Imports at the major retail container ports in the US have slowed down after a months-long rush to beat increased tariffs on goods from China, the National Retail Federation (NRF) said.
WASHINGTON – Imports at the nation’s major retail container ports have slowed down after a months-long rush to beat increased tariffs on goods from China, according to the monthly Global Port Tracker report released today by the National Retail Federation and Hackett Associates.

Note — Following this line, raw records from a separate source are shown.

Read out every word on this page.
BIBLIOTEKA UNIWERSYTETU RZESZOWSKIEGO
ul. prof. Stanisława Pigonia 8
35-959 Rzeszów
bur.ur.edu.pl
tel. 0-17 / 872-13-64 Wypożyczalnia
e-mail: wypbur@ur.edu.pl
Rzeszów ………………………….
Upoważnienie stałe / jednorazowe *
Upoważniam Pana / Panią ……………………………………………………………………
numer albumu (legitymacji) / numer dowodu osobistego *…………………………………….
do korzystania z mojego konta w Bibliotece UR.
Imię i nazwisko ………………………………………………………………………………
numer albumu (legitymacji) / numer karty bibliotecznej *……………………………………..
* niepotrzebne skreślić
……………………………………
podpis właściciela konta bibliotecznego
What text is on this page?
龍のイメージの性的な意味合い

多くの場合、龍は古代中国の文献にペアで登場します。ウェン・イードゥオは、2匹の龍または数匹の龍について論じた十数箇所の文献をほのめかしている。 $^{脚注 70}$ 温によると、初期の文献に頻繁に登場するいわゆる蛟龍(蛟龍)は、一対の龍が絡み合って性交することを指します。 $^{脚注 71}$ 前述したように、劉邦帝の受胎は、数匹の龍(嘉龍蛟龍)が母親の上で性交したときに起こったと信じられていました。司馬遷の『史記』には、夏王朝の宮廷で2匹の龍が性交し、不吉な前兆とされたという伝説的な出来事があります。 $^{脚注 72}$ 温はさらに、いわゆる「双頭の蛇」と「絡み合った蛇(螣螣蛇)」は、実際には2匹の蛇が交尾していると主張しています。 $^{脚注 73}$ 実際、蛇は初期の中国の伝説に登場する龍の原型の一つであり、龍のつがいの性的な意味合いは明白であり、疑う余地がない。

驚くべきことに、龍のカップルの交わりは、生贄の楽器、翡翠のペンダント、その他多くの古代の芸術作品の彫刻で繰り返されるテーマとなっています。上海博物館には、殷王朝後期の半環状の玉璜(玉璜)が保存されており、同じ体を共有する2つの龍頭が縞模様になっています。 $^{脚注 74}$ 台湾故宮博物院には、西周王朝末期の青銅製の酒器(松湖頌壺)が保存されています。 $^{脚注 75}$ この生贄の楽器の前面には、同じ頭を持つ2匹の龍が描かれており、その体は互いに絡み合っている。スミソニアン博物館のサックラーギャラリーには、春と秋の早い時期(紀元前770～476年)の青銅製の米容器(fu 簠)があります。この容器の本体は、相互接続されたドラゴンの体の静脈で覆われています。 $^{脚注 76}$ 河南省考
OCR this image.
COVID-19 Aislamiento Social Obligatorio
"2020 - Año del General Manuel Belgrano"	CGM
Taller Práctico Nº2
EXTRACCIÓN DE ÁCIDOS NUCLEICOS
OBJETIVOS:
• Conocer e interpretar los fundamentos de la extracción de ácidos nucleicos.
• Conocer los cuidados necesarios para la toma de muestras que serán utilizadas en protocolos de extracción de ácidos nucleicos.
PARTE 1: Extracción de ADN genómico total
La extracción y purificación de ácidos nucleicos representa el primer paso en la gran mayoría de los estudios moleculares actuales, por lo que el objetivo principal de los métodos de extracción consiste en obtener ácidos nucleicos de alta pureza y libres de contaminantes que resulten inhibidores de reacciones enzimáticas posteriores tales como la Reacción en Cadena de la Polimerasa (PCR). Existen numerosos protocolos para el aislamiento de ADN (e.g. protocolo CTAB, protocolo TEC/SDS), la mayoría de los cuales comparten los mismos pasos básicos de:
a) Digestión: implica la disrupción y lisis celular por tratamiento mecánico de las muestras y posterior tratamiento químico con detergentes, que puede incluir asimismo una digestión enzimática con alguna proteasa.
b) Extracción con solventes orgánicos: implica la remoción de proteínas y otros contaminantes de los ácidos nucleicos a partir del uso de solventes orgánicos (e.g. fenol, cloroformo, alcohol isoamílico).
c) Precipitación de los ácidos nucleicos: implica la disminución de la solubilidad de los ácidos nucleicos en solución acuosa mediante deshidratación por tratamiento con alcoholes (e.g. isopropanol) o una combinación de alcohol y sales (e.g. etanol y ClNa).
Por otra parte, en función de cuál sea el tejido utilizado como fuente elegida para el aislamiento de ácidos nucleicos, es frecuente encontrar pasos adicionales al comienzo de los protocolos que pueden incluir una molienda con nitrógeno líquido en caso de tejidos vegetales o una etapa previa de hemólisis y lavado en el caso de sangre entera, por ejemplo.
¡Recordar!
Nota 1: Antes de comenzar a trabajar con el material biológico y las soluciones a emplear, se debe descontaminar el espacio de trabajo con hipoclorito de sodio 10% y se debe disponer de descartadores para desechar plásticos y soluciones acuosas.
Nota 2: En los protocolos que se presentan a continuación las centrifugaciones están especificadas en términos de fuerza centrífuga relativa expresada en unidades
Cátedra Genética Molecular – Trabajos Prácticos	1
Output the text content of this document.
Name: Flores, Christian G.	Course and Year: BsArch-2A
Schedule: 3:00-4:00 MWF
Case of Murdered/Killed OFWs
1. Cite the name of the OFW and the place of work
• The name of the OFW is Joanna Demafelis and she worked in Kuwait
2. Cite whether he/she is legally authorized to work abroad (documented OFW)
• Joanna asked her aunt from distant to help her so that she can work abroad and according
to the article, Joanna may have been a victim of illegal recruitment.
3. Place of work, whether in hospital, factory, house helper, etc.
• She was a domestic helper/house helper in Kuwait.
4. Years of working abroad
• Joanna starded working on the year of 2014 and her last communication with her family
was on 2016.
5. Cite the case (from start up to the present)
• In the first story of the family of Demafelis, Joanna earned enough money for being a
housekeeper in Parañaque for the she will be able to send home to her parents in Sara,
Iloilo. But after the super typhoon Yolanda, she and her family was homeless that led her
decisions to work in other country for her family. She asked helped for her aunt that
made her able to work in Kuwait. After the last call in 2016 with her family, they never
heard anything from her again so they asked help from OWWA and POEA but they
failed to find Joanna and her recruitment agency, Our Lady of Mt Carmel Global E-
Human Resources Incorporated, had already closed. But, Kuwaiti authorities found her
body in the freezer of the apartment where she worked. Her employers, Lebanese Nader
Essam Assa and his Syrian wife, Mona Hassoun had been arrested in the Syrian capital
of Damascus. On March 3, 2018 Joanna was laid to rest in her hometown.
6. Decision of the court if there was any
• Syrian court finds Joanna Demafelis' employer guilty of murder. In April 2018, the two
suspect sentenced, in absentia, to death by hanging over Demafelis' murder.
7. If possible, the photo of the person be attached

“With the holiday season behind us, the immediate pressure to stock up on merchandise has passed but retailers remain concerned about tariffs and their impact on the nation’s economy,” NRF Vice President for Supply Chain and Customs Policy Jonathan Gold said. “Retailers have also brought in much of their spring merchandise early to protect consumers against higher prices that will eventually come with tariffs. Our industry is hoping the talks currently under way will bring an end to this ill-advised trade war and result in a more appropriate way of responding to China’s trade abuses that won’t force American consumers, workers and businesses to pay the price.”
U.S. ports covered by Global Port Tracker handled 1.81 million Twenty-Foot Equivalent Units in November, the latest month for which after-the-fact numbers are available. That was up 2.5 percent year-over-year but down 11.4 percent from the record of 2.04 million TEU set in October. A TEU is one 20-foot-long cargo container or its equivalent.
December was estimated at 1.79 million TEU, a 3.7 percent year-over-year increase. That would bring 2018 to a total of 21.6 million TEU, an increase of 5.3 percent over 2017’s record 20.5 million TEU.
January is forecast at 1.75 million TEU, down 0.9 percent from January 2018; February at 1.67 million TEU, also down 0.9 percent year-over-year; March at 1.55 million TEU, up 0.6 percent; April at 1.69 million TEU, up 3.7 percent, and May at 1.8 million TEU, down 1.3 percent. February and March are typically two of the slowest months of the year for imports, both because of the post-holiday drop in demand and because of Lunar New Year factory shutdowns in Asia.
“There have been record-high levels of imports over the past several months, primarily due to raised inventories ahead of expected tariff increases,” Hackett Associates Founder Ben Hackett said. “But we are projecting declining volumes in the coming months and an overall weakness in imports for the first half of the year.”